Paul G. Smith of Smith, Spires & Peddy, Birmingham, for respondent.

INGRAM, Justice.

Helen Cotton petitions this Court for a writ of mandamus directing Judge Horace H. Nation III to recuse himself from a case now before him in which she is the plaintiff. She contends that recusal is required under Canon of Judicial Ethics 3(C)(1) because, she says, there is an appearance of impropriety because Judge Nation was a defendant in a separate civil action and in that earlier action was represented by the same attorney that is representing the defendant in Ms. Cotton's case. Therefore, she contends that, pursuant to Advisory Opinion 88-337 issued by the Judicial Inquiry Commission on August 2, 1988, Judge Nation should have granted her motion to recuse.

In June 1991, Ms. Cotton, through her attorney, Edward Jackson, filed an action against Terry Brown and others arising out of a slip and fall accident that occurred at a Quincy's restaurant. In July 1991, attorney Paul G. Smith, of the law firm of Smith, Spires, and Peddy, filed an appearance and answered the complaint for Brown and the other defendants. The case has proceeded through discovery and is now approaching a trial setting. In August 1993, attorney Robert F. Richardson, an associate with Jackson's law firm, Tweedy, Jackson, and Beech, filed a notice of appearance as additional counsel for Ms. Cotton. Mr. Jackson then requested that Judge Nation recuse himself, contending that there is an appearance of impropriety resulting from the fact that the attorneys of record in the present case (Paul Smith for the defendants and Edward Jackson for the plaintiff, Ms. Cotton) were also involved in a proceeding involving Judge Nation. Specifically, Edward Jackson represented plaintiffs in an earlier action against Judge Nation, who had been represented in that earlier action by Paul Smith. That earlier action was settled and is no longer pending.

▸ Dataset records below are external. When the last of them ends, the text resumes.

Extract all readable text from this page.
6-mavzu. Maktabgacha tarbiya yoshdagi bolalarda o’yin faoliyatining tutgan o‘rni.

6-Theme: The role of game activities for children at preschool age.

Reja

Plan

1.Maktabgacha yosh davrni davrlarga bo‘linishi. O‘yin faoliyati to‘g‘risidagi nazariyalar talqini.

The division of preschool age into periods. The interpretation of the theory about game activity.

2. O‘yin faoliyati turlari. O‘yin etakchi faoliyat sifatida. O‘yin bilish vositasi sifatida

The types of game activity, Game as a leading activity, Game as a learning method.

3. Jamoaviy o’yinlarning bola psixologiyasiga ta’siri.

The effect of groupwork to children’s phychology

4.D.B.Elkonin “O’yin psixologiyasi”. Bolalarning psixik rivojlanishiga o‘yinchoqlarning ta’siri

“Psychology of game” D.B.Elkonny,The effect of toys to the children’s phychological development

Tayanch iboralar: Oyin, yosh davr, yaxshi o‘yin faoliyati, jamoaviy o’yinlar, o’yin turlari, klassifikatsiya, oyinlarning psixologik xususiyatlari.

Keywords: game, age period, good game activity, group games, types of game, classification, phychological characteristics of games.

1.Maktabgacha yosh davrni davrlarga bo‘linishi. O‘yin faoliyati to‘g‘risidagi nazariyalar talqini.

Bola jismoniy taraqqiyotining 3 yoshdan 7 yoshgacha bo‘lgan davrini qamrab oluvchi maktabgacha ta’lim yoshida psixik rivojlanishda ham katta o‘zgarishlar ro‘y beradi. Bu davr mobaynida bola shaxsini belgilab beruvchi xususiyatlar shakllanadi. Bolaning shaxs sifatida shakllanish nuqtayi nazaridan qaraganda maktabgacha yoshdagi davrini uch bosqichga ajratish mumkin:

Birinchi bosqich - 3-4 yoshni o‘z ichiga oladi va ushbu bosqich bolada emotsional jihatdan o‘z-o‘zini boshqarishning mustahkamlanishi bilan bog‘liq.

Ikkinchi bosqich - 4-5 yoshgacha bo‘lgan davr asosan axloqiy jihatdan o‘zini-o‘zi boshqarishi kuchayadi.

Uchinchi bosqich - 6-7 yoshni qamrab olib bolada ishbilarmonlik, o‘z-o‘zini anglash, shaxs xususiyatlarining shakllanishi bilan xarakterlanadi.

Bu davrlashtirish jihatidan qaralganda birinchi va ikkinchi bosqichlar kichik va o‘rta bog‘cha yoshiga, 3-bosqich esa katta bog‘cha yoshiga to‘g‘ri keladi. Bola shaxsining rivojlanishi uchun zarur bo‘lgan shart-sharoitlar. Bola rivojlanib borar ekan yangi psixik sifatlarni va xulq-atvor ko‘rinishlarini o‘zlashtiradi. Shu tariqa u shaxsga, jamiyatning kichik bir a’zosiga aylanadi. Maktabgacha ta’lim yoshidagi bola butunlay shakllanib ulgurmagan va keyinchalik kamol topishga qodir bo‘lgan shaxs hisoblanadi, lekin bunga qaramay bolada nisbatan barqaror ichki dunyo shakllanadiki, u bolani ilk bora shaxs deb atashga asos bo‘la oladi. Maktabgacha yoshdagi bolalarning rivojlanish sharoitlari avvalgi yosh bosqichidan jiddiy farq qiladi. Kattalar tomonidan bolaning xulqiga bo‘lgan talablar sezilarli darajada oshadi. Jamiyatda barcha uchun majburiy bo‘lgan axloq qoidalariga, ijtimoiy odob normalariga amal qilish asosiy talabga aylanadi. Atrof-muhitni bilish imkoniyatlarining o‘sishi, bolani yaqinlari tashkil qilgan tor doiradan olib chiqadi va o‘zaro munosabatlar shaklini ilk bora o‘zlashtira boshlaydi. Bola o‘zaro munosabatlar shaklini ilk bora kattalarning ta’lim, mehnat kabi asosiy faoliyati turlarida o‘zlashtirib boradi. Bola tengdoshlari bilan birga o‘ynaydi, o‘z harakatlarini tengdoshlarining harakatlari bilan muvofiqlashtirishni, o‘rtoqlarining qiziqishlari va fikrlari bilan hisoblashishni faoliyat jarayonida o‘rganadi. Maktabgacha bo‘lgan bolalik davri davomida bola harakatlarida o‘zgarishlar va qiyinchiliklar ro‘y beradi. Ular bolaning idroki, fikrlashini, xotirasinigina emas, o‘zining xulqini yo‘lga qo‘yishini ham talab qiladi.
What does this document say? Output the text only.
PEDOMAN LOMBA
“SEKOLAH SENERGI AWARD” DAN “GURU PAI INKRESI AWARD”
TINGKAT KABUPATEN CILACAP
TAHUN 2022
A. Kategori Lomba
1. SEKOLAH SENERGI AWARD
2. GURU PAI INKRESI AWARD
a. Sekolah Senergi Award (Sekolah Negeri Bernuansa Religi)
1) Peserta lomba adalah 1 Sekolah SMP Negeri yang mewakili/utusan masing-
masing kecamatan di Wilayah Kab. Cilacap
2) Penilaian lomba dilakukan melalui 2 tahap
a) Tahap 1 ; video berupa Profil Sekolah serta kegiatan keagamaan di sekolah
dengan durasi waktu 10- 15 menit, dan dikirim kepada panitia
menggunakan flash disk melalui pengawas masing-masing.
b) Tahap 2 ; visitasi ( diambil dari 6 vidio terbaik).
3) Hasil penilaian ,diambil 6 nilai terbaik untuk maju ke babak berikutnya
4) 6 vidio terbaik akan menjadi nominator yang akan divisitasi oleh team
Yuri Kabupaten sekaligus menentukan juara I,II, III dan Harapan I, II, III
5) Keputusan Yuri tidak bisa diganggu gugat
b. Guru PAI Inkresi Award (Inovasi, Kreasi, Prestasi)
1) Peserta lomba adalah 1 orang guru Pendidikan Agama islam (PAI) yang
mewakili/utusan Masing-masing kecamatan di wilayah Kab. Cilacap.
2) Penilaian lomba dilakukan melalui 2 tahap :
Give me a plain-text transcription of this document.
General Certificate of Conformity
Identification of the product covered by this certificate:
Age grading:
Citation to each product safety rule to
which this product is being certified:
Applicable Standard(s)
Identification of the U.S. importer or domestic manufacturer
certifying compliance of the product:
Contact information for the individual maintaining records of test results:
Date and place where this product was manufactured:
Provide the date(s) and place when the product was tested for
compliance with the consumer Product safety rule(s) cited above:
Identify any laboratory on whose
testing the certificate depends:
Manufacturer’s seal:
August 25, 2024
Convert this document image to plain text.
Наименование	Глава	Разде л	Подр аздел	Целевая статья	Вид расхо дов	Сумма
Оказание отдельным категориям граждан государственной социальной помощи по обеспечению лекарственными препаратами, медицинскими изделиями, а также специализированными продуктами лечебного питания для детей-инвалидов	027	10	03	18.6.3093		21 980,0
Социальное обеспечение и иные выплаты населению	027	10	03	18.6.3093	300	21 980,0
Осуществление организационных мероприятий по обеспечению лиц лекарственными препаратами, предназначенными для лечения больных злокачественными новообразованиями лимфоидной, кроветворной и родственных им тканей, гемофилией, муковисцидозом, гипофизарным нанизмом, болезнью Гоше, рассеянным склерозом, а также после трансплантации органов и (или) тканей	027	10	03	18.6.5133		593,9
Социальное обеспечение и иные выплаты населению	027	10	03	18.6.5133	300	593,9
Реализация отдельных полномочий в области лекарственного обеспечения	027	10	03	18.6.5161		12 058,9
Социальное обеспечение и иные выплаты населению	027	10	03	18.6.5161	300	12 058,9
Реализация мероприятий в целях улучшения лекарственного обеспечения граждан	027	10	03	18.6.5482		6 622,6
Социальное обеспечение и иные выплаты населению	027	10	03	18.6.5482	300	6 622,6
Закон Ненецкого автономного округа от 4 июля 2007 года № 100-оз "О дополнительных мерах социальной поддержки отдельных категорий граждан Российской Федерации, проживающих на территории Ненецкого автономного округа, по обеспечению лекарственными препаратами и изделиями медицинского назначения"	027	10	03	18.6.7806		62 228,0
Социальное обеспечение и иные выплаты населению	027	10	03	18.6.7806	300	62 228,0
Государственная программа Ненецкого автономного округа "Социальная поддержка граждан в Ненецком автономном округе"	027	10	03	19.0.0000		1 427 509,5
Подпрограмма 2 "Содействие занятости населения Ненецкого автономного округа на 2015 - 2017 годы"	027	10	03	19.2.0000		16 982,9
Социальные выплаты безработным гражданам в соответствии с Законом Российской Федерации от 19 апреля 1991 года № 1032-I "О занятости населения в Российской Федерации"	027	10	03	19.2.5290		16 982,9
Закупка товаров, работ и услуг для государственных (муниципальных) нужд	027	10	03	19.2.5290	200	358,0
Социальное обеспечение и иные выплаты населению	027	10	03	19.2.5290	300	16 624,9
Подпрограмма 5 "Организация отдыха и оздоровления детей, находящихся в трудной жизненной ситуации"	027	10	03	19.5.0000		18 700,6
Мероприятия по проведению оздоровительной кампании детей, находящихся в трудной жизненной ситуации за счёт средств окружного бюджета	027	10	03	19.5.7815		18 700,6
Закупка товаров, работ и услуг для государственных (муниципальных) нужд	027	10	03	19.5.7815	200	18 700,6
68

At the outset, we point out the distinction between recusal and disqualification. Although the fundamental difference is a procedural one, a brief clarification seems appropriate here. When the facts of a case present possible bias on the part of a trial judge, or the appearance of bias, the party who sees that possible bias or appearance of bias has the duty of moving for a recusal. It becomes the judge's responsibility to initiate the action of removing himself from the case under Canon 3(C)(1) only when he is disqualified. Generally, the grounds for recusal are as well known to the parties as they are to the judge, but facts leading to disqualification are often known only to the judge.

When disqualification is required, the duty is squarely placed upon the judge to disqualify himself. Consequently, the judge's failure to disqualify himself in a particular case, when required to do so by the Canons, may subject the judge to an inquiry if a complaint is filed with the Judicial Inquiry Commission, whereas, the judge's ruling on a recusal motion is reviewable on a mandamus petition filed in the appropriate appellate court.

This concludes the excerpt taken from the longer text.